Riflettono quell’intuizione spirituale di cui lo stesso Pontefice di Sotto il Monte ha detto e dalla quale è nato il proposito, sorprendente ed inatteso, di convocare il Concilio. Ci offrono uno lampo di luce in quanto a filosofia della storia e, allo stesso tempo, una chiave di lettura di ciò che, da allora, è andato via via maturando nel mondo cattolico. Se osserviamo la gamma di eventi che si accalcano e si embricano l’uno sull’altro, pare si confondano in un labirinto indecifrabile, del tutto oltre la nostra capacità di interpretarli e darne conto.

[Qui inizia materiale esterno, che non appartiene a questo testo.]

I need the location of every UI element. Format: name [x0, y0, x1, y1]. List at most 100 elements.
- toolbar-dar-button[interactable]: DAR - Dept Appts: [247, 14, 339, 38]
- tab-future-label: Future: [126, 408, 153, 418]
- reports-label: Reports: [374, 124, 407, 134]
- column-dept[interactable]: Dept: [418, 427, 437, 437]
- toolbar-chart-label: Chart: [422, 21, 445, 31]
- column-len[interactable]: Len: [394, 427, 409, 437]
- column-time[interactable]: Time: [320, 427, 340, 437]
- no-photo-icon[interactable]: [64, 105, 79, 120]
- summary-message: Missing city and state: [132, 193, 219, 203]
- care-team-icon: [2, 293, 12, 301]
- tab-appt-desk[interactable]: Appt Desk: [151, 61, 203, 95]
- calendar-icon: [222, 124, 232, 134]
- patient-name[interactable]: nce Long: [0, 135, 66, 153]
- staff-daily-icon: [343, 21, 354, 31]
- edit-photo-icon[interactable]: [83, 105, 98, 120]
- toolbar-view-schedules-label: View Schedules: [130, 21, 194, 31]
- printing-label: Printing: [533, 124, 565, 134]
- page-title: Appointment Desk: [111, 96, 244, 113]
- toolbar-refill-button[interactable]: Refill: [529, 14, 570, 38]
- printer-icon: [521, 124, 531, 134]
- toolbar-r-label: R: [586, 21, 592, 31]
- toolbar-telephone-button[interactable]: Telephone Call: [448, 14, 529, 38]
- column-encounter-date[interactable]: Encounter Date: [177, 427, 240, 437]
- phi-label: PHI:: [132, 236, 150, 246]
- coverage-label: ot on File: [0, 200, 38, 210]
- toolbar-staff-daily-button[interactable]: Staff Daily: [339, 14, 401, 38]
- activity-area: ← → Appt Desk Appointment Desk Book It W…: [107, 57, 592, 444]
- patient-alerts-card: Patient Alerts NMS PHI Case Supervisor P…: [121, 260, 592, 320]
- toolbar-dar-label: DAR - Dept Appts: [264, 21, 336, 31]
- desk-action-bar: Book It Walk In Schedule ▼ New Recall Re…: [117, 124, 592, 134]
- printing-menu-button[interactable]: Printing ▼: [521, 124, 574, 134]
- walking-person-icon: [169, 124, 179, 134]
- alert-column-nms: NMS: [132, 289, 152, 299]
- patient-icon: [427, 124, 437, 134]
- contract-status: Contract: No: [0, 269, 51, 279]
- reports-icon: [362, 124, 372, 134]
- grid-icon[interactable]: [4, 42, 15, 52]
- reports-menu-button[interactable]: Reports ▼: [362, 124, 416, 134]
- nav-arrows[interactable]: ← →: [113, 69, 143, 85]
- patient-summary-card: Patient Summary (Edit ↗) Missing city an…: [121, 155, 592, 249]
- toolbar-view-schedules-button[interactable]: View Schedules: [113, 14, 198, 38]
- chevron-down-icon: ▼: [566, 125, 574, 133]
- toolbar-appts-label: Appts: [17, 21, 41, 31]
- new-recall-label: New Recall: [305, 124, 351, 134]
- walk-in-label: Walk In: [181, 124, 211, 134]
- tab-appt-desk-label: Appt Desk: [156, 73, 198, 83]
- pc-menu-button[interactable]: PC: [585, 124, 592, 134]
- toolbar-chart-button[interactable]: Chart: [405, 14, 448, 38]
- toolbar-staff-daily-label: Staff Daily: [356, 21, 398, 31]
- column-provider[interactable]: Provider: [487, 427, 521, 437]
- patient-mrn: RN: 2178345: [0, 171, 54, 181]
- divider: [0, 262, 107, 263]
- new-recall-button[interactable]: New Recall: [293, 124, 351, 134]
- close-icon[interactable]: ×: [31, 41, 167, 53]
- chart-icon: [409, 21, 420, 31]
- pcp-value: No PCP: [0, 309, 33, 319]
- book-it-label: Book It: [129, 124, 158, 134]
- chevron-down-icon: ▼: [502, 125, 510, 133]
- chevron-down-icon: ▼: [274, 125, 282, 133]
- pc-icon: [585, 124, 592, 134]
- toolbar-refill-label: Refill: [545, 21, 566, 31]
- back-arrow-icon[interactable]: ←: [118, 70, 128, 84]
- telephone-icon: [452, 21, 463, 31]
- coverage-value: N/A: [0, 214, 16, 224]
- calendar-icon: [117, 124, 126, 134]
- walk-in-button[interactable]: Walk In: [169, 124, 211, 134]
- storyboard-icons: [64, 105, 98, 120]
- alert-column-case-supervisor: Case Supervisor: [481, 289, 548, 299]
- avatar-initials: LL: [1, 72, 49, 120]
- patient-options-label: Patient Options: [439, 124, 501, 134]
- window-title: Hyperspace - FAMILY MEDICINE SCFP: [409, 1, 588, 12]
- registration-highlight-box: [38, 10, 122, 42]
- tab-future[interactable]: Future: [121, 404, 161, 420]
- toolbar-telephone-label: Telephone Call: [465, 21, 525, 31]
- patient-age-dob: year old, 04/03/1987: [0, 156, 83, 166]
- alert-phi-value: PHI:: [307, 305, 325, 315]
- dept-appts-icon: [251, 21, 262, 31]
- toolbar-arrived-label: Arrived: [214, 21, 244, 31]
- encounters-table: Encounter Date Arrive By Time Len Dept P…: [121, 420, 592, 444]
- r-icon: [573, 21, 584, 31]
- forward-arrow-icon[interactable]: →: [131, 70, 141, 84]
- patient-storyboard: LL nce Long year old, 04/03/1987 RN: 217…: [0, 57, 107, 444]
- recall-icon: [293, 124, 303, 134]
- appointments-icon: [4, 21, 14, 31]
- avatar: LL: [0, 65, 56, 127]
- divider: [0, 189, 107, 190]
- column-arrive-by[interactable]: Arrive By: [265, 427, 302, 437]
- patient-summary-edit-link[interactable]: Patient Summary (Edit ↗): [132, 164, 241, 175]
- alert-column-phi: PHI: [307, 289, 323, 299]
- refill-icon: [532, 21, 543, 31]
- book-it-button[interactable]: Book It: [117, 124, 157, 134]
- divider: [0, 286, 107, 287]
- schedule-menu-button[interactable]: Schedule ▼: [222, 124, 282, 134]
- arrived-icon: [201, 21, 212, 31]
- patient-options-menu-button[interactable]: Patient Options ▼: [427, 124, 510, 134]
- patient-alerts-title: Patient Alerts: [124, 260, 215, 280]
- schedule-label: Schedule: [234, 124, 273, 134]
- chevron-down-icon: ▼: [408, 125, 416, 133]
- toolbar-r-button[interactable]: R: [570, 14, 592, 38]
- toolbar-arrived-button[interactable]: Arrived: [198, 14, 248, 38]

Eppure, sembrano rispondere ad una intenzione comune appena percepibile, come se l’umanità oggi stesse scalando gli ultimi tratti di una parete impervia per giungere infine ad un crinale da cui lo sguardo può distendersi sul paesaggio di un mondo nuovo. Come se le nostre generazioni fossero una sorta di “Mose” collettivo” chiamato ad attraversare il deserto e poi raggiungere la sommità dell’Oreb, da cui guardare la speranza di un mondo più solidale, più ricco di umanità, che toccherà ad altri, dopo di noi, abitare

Le migrazioni; lo sviluppo incessante delle scienze, le tecnologie – soprattutto “bio” – che ne derivano; la crescita esponenziale della comunicazione; la digitalizzazione che muta la fisionomia dei nostri stessi processi cognitivi ; la crisi ambientale; la dimensione “planetaria” di molti processi, che, ad esempio, la pandemia ha gia’ violentemente imposto alla nostra attenzione; l’incedere caotico delle relazioni internazionali secondo un nuovo indirizzo multilaterale: si tratta di aspetti ognuno dei quali vale, di per sé, una rivoluzione e, nel loro accadere congiuntamente, ci mettono nell’angolo di una inderogabile riflessione antropologica, di una riconsiderazione profonda della comprensione che l’umanità ha di sé stessa. Cosicché, tutte le culture – e le stesse forze politiche che vi si ispirano – debbano coraggiosamente affrontare un percorso di autentica “rifondazione antropologica”.